It’s not the best start of the year for the financial markets. All of the major U.S. stock indexes dropped for the fourth straight day, losing about 5% of value since the start of the year.
It was not unexpected. Twice this week, Beijing halted trading on the Chinese stock market after steep sell-offs. Just 29 minutes after opening Thursday, China’s market plunged seven percent. Europe and the United States braced themselves for the aftershocks.
The government has been trying to address China’s trend of dramatically slower growth with policy tweaks – this week, by devaluing the yuan in a controlled manner. But the psychological calculations that drive traders to dump stock are not always predictable.
Some economists say not to worry: this is to be expected and it is nowhere as bad as China’s sell off last summer. But the fact remains that when China sneezes, the rest of the world catches a cold.
For global markets, 2016 has gotten off to a rocky start.
World Events Include US and China Stock Market Instability
The Editors – Deseret News
It is tempting for Americans dealing with their own set of economic and social challenges to focus solely on problems at home rather than become exercised over what’s happening overseas… If China’s economy were to collapse, or if full-scale war were to break out between the Saudis and the Iranians, the economic consequences in the United States would be devastating.
Unfortunately, during this presidential election season, too many on the national stage are looking for ways to isolate the United States and turn a blind eye to the needs of those seeking refuge. Such short-sightedness isn’t just bad policy; it’s a denial of reality.
Our leaders, and our potential leaders, need to recognize that we are all global citizens as well as Americans. The world has become far too small for a nation like ours to bury its head in the sand.
China’s Rigged Markets Could Fall Much Further, Much Faster
Craig Stephen – MarketWatch
The question being posed anew is whether 2016 will be the year Beijing finally throws in the towel on its attempts to coerce multiple asset markets upwards, while its economy continues to sink in a sea of debt….

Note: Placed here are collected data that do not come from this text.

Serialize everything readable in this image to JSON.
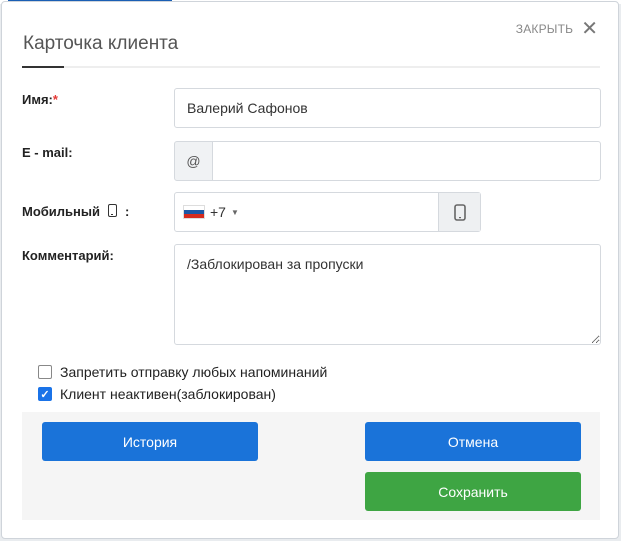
{
  "header": {
    "close_label": "ЗАКРЫТЬ",
    "title": "Карточка клиента"
  },
  "form": {
    "name": {
      "label": "Имя:",
      "required_mark": "*",
      "value": "Валерий Сафонов"
    },
    "email": {
      "label": "E - mail:",
      "addon": "@",
      "value": ""
    },
    "mobile": {
      "label": "Мобильный",
      "label_suffix": ":",
      "country_code": "+7",
      "value": ""
    },
    "comment": {
      "label": "Комментарий:",
      "value": "/Заблокирован за пропуски"
    }
  },
  "checkboxes": [
    {
      "label": "Запретить отправку любых напоминаний",
      "checked": false
    },
    {
      "label": "Клиент неактивен(заблокирован)",
      "checked": true
    }
  ],
  "buttons": {
    "history": "История",
    "cancel": "Отмена",
    "save": "Сохранить"
  },
  "colors": {
    "primary": "#1a73d9",
    "success": "#3ea543",
    "required": "#e53935"
  },
  "icons": {
    "close": "close-icon",
    "mobile": "mobile-phone-icon",
    "flag": "russia-flag-icon"
  }
}
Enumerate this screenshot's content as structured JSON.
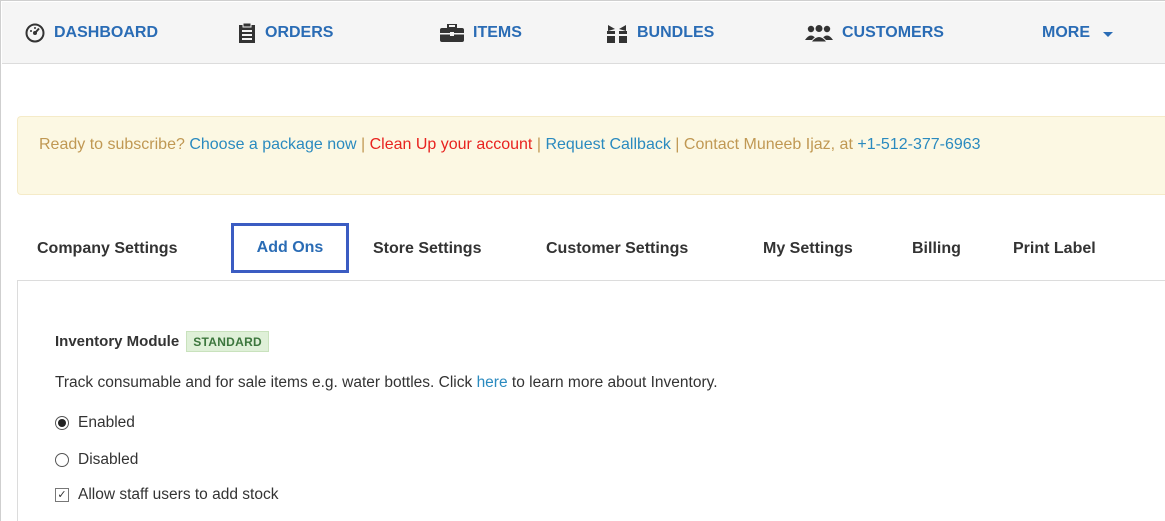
{
  "nav": {
    "items": [
      {
        "label": "DASHBOARD",
        "icon": "dashboard-gauge-icon"
      },
      {
        "label": "ORDERS",
        "icon": "clipboard-icon"
      },
      {
        "label": "ITEMS",
        "icon": "briefcase-icon"
      },
      {
        "label": "BUNDLES",
        "icon": "gift-icon"
      },
      {
        "label": "CUSTOMERS",
        "icon": "users-icon"
      }
    ],
    "more_label": "MORE",
    "color": "#2a6cb5"
  },
  "alert": {
    "prefix": "Ready to subscribe?",
    "choose_package": "Choose a package now",
    "separator": "|",
    "clean_up": "Clean Up your account",
    "request_callback": "Request Callback",
    "contact_text": "Contact Muneeb Ijaz, at",
    "phone": "+1-512-377-6963",
    "background": "#fcf8e3"
  },
  "tabs": {
    "company": "Company Settings",
    "addons": "Add Ons",
    "store": "Store Settings",
    "customer": "Customer Settings",
    "my": "My Settings",
    "billing": "Billing",
    "print": "Print Label",
    "active": "Add Ons"
  },
  "module": {
    "title": "Inventory Module",
    "badge": "STANDARD",
    "description_before": "Track consumable and for sale items e.g. water bottles. Click",
    "description_link": "here",
    "description_after": "to learn more about Inventory.",
    "options": {
      "enabled": "Enabled",
      "disabled": "Disabled",
      "selected": "Enabled"
    },
    "staff_stock_label": "Allow staff users to add stock",
    "staff_stock_checked": true
  }
}
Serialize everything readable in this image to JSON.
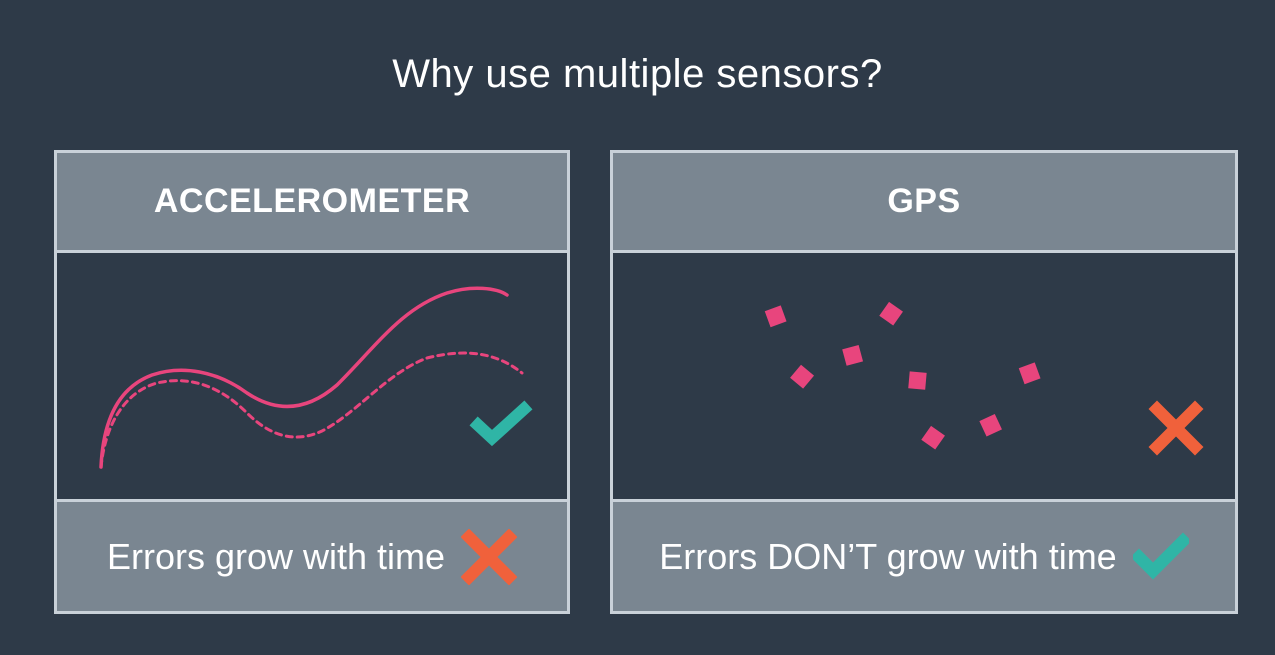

Another reason to be alert for a shift in government policy is the recent comment by President Xi Jinping. He was quoted in the mainland press saying that China will face increasing challenges over the next five years for which strong stimulus to boost development is no longer the solution….
Analysts warn this will come with a large bill to clean up bad debts and provide support for laid-off workers. Given these shifting priorities, it is hardly a stretch to conclude that it would be politically difficult for Beijing to keep extending unlimited funds to bail out equity investors.
Be Smart. Don’t Try to Time the Market.
Barry Riholtz – Bloomberg View
That all of this action should occur today, Jan. 7, is a wondrous coincidence.
As students of market-timing history all know, on this day in 1981, one of the world’s most heralded market timers made one of the world’s most egregious market calls.Today is the 35th anniversary of Joseph Granville’s “sell everything” missive to clients….
The result of his historic sell recommendation was a 2.4 percent decline in the Dow Jones Industrial Average on what was, at the time, record volume.The bottom line is this: The relentless rising trend for markets has been broken, and whether it is going to recover anytime soon is unknowable. Your best bet is to have a plan, stick to it and keep your own counsel.